QUI ÉTAIT ROBERT PICQUÉ ?
La thèse pour le Doctorat en médecine soutenue publiquement par Jean-Bernard Paillou, le jeudi 29 janvier 1970, nous éclaire sur la personnalité de ce médecin militaire.
Robert Picqué est né à Paris le 15 décembre 1877 dans une famille de militaires. Le père, colonel en retraite, répétait toujours à chacun de ses deux fils : “ Tu seras soldat ou tu seras militaire ”. Robert accepta les deux voies.
À dix-neuf ans, il est admis sur concours à l’École du Service de Santé Militaire de Lyon. Il sort de l’École le 6 février 1900 avec le grade de médecin aide-major de 2è classe. Au Val de Grâce, il sort premier de sa promotion.
Affecté au 5e Régiment du Génie à Versailles, il connaît un avancement rapide :
– 1902 : aide-major de 1ère classe ;
– 1905 : surveillant à l’École d’Application du Val-de-Grâce ;
– 1906 : médecin major de 2e classe ; reçu 1er au concours de l’agrégation au Val-de-Grâce ;
– 1911 : il obtient la licence ès sciences ;
– 1913 : thèse pour le doctorat ès sciences : Étude embryogénique sur le développement du pancréas de la lamproie ; au mois d’août, il est affecté par le Ministère de la Guerre à Bordeaux, comme chirurgien de l’hôpital St-Nicolas ; il présente le concours d’agrégation des Facultés de Médecine, “ section anatomie et embryologie ” où il est admis avec succès ; affecté le 1er novembre à la faculté de Médecine de Bordeaux comme agrégé et chef de travaux à la Chaire d’anatomie du Professeur Gentes.

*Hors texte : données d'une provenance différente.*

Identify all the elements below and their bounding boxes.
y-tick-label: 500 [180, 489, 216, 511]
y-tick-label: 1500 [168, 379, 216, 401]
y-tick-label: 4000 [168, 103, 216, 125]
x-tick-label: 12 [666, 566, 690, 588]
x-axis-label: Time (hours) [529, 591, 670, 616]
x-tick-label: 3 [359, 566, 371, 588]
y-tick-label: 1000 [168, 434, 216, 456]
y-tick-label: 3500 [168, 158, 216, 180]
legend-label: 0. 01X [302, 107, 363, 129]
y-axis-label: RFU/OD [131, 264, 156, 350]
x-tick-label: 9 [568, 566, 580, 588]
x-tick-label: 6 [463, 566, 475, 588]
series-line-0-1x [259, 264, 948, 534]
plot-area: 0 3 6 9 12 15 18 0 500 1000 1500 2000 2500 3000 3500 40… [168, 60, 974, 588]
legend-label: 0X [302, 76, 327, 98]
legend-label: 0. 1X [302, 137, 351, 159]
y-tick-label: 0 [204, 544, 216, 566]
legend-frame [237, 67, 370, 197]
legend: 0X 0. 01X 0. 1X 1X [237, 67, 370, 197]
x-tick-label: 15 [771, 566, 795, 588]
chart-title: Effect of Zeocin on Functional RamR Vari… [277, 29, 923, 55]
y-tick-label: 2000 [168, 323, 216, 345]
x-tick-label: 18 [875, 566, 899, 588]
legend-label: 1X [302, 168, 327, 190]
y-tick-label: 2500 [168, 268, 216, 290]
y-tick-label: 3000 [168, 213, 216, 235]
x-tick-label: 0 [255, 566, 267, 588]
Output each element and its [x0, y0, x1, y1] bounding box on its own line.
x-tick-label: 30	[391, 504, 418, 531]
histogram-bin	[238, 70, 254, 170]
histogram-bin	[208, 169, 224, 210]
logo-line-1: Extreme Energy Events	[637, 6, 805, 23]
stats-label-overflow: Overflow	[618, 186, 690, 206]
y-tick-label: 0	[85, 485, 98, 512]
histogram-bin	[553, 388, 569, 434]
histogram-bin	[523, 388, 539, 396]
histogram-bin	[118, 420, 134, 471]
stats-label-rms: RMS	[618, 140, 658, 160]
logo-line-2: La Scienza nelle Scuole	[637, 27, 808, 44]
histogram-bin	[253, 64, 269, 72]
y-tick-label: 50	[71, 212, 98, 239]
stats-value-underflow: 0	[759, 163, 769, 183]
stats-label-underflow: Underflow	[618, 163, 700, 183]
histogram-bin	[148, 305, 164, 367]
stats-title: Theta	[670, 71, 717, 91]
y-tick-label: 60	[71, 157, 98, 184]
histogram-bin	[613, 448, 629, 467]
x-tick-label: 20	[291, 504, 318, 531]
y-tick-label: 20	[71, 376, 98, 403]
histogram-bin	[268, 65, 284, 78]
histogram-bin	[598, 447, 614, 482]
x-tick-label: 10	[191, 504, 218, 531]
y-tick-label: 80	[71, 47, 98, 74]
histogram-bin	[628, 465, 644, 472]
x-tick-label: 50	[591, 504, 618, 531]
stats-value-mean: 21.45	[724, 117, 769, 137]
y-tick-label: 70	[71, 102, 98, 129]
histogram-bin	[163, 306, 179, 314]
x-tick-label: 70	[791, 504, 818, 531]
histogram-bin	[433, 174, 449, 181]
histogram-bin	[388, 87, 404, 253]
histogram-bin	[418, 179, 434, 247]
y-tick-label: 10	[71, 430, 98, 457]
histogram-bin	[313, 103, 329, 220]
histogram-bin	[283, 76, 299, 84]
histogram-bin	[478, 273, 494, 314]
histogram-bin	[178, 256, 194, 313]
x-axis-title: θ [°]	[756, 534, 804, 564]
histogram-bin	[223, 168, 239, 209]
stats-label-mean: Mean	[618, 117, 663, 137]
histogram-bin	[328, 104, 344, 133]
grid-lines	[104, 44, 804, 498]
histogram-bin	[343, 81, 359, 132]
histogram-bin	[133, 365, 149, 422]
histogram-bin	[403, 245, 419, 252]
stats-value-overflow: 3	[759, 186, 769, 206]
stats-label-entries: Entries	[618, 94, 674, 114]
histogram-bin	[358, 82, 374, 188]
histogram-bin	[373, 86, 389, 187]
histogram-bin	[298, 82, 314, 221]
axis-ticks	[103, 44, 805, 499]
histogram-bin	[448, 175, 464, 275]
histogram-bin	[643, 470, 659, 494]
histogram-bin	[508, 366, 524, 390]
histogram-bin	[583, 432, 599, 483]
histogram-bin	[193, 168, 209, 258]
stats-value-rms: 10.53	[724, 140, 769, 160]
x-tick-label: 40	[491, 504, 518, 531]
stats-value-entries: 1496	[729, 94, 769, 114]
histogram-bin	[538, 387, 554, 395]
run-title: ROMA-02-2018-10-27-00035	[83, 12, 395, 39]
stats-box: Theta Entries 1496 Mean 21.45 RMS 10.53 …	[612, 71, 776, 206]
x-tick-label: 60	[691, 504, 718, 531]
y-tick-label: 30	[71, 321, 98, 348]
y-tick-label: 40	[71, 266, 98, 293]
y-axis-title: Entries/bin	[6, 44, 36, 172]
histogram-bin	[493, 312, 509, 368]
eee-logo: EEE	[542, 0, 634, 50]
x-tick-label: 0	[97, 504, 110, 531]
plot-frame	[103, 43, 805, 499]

Les études de la faculté portaient sur les problèmes physiologiques et pathologiques posés par les débuts de l’aviation.
Le 3 août 1914, c’est la déclaration de guerre. Inapte au service en campagne, il réussit à obtenir la chefferie d’une ambulance hippomobile (ambulance n° 3 du 18e Corps d’Armée). L’idée de R. Picqué était que le chirurgien devait être en mesure d’intervenir le plus rapidement possible. Aussi, il installa toujours son ambulance le plus près possible du front. Durant tout le conflit, il reçut d’élogieuses citations.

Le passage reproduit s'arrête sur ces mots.